Lyophilization enables these new reagents to last far longer than previous versions, and the cartridges don’t need to thaw before use. “I think customers are really, really going to love being able to store the reagents on the benchtop,” Imsand says. “No more refrigerator space required. No more freezer space required.”
In addition to the microspheres, her team also developed the enzymes, fully functionalized nucleotides, and other materials that go into the reagents. Depending on the current phase of whichever program they’re working on, their activities range quite widely, from developing analytical methods, raw materials, or formulations, to establishing the processes to make them. Over the course of three years, she has worked closely with a number of teams, including the flow cell team (her reagents work on the flow cell), the cartridge team (who fill the cartridges with microspheres) and the operations team, whom they collaborated with to transfer the microsphere-making technology into a robust manufacturing process that’s continuously reproducible.
An evolving field and industry
What does it take to work with someone like Erin Imsand? “With our movement into lyophilization, we have graduated into a brave new world where you have to be a little bit equipment engineer, a little bit process engineer, a lot chemist,” she says. An ideal candidate is “someone who’s fearless, because there’s not a ton of industry precedent for what we’re doing.” The ideal candidate can also integrate multiple requirements into one system. “A lyophilized reagent, for example, has to be moisture tolerant; it can’t be super staticky or super foamy.
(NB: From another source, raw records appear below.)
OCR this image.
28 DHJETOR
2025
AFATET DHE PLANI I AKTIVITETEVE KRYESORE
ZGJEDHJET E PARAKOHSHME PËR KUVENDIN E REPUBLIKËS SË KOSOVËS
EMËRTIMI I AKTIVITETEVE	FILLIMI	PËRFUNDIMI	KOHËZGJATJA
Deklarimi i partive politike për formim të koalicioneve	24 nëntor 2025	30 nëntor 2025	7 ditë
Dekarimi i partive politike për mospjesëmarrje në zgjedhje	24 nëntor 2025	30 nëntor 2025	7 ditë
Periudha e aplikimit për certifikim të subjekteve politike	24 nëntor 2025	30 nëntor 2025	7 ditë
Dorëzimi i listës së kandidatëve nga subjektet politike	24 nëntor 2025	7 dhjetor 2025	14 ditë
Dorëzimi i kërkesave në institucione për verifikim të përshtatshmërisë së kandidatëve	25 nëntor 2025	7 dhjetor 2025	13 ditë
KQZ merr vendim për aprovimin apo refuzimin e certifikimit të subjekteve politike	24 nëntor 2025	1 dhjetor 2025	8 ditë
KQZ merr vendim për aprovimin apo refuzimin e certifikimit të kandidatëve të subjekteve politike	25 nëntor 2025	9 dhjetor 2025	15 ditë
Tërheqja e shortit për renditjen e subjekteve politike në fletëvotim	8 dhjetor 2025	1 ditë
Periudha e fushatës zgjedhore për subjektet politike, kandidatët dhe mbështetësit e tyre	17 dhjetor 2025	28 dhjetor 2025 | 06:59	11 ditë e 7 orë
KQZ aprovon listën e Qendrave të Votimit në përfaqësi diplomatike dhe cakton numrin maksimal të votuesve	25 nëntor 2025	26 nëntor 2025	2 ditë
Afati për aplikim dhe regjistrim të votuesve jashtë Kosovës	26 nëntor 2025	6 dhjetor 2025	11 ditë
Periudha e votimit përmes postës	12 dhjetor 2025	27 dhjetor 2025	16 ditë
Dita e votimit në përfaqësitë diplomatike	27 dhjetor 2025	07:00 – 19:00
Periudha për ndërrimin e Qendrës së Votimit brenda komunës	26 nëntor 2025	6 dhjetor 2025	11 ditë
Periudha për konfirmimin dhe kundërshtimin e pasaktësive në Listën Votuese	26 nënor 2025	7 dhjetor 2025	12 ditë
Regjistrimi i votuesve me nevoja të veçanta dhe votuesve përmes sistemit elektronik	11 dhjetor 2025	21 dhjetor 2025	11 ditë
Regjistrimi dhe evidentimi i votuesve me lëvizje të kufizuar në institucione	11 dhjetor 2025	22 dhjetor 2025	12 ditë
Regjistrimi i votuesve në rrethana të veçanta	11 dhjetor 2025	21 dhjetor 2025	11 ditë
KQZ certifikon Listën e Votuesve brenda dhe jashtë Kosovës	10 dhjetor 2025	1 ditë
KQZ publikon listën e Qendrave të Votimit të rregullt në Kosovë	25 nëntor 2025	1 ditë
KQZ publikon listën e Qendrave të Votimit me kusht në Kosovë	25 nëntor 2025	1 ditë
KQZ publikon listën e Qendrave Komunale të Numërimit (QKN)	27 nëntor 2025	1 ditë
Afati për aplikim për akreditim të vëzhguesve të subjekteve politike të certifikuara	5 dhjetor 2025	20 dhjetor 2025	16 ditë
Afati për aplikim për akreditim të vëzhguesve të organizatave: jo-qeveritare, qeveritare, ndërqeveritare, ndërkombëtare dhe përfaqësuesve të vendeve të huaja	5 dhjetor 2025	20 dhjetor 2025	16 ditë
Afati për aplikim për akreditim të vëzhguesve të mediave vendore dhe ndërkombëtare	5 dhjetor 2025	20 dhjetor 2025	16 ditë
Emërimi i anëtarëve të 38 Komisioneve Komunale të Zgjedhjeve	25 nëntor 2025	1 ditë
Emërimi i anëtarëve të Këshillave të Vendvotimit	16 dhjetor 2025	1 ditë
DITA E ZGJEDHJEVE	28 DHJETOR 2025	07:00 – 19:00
You have to be able to think outside the box and not get too discouraged by hard problems.” Imsand adds that a person could have a PhD or not, a background in manufacturing, basic chemistry, engineering, or another area, and still be very successful on her team. “What’s nice is there’s almost no way you could come in with all the experience needed. You have to learn on the job.”
On the heels of launching two products that use lyophilization, Imsand envisions an exciting and innovative future for the genomics industry, and one that welcomes all kinds of talent. “We were the first company to do clustering chemistry on the sequencer—you used to have to buy two different instruments, one to do clustering, one to do the actual sequencing,” she says. “We made a patterned flow cell using a more cost-efficient manufacturing process to help drive sequencing costs down. We’ve had these big step changes in the industry driven by Illumina. I think lyophilization is going to be one of these next really big steps and I can’t wait to recognize my team. They were part of this, they did it, they pioneered it, and now we’ve just set a precedent that others will be following for the next decade.”